How real those overlapping and often competing interests are, is actually far more important than is the debate about which is most accurate. Why? Because as the Hebrew Bible teaches, we are to “pray for the peace of Jerusalem” (Psalms 122:6), and peace is made by focusing on the present and pursuing our dreams for the future, far more than it is by endlessly arguing about the past.
It’s not that history doesn’t matter – it does. But an obsession with history can all too easily crowd out any real understanding of the present and make any forward progress impossible. There is probably no day on which that challenge is more felt, than it is on Jerusalem Day.
For some, Jerusalem Day marks the beginning of a period of unprecedented levels of religious freedom and genuine celebration of the many faith traditions which see Jerusalem as a holy city. They are correct to see that. At no time in the history of the city have people of all faiths and those of none at all, all enjoyed the freedom of access to Jerusalem’s holy sites, and life in the city as a whole, as they have since Israel’s 1967 victory.
For others though, Jerusalem Day marks the beginning of Israeli hegemony over the city – a reality which causes them pain not dissimilar to the pain which centuries of Muslim or Christian rule caused many Jews. They also see a contemporary Jerusalem which though far better, cleaner and safer for all of its citizens than it ever was, remains a city which invests unequally in the infrastructure and services provided to different sections of the city, generally corresponding to religious and ethnic differences. Those too are facts about contemporary Jerusalem.
Contemporary Jerusalem is both an enormous success story, and a story whose ending is not yet written – a story with many unresolved questions which must be addressed regardless of the political arrangements which negotiators eventually reach. Between the calls for keeping Jerusalem the eternal undivided capital of Israel and the Jewish people, and those for the division of the city along the pre- Six Day War lines, there need to be leaders who can acknowledge the truths in claims made on both sides about how the city functions for all of those who live there and how it functioned under those who governed the city before Israel did so.
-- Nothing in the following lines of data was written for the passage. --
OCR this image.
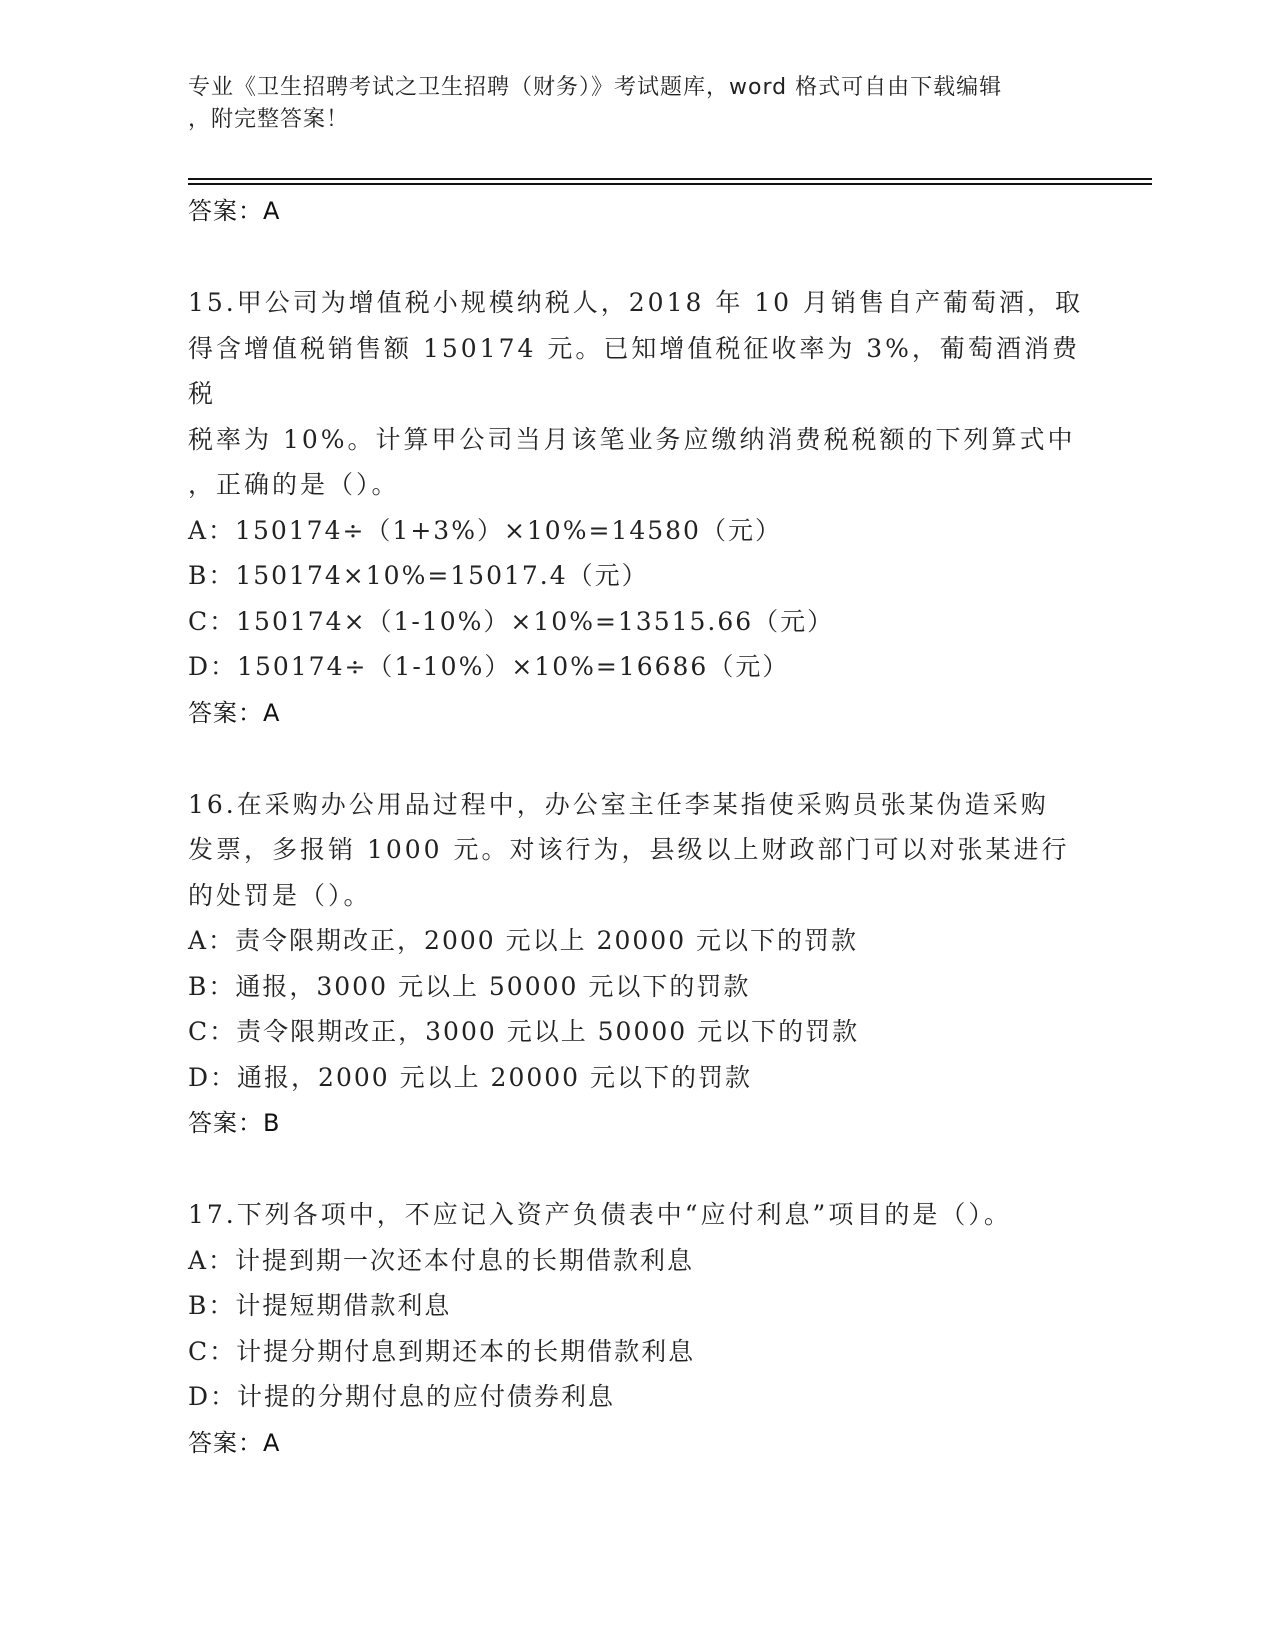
专业《卫生招聘考试之卫生招聘（财务）》考试题库，word 格式可自由下载编辑
，附完整答案！
答案：A
15.甲公司为增值税小规模纳税人，2018 年 10 月销售自产葡萄酒，取
得含增值税销售额 150174 元。已知增值税征收率为 3%，葡萄酒消费税
税率为 10%。计算甲公司当月该笔业务应缴纳消费税税额的下列算式中
，正确的是（）。
A：150174÷（1+3%）×10%=14580（元）
B：150174×10%=15017.4（元）
C：150174×（1-10%）×10%=13515.66（元）
D：150174÷（1-10%）×10%=16686（元）
答案：A
16.在采购办公用品过程中，办公室主任李某指使采购员张某伪造采购
发票，多报销 1000 元。对该行为，县级以上财政部门可以对张某进行
的处罚是（）。
A：责令限期改正，2000 元以上 20000 元以下的罚款
B：通报，3000 元以上 50000 元以下的罚款
C：责令限期改正，3000 元以上 50000 元以下的罚款
D：通报，2000 元以上 20000 元以下的罚款
答案：B
17.下列各项中，不应记入资产负债表中“应付利息”项目的是（）。
A：计提到期一次还本付息的长期借款利息
B：计提短期借款利息
C：计提分期付息到期还本的长期借款利息
D：计提的分期付息的应付债券利息
答案：A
I love Jerusalem Day and celebrate it proudly and unapologetically. But genuine pride and refusal to apologize for having it are not an excuse for either avoiding serious questions about the present or the need for creative solutions which will yield a future in which others can also celebrate the city and the role it plays in their lives – both religiously and politically.
Praying for the peace of Jerusalem does not mean, and can never mean, peace at any cost. Such arrangements never bring peace anyway. But neither can the mandate to pray for peace avoid the challenges of making real peace by hiding behind commitment to Jerusalem at all costs either.
I hope that this Jerusalem Day brings more than the inevitable speeches by political and religious leaders, which do one of the above. I hope that this Jerusalem day brings speeches which articulate a vision of life in that city and a practical plan for how it could be achieved – a plan which recognizes history and historic precedent, but is not enslaved by it.
What that might look like, I don’t think anyone yet knows, but Jerusalem Day would be a good time to begin that conversation.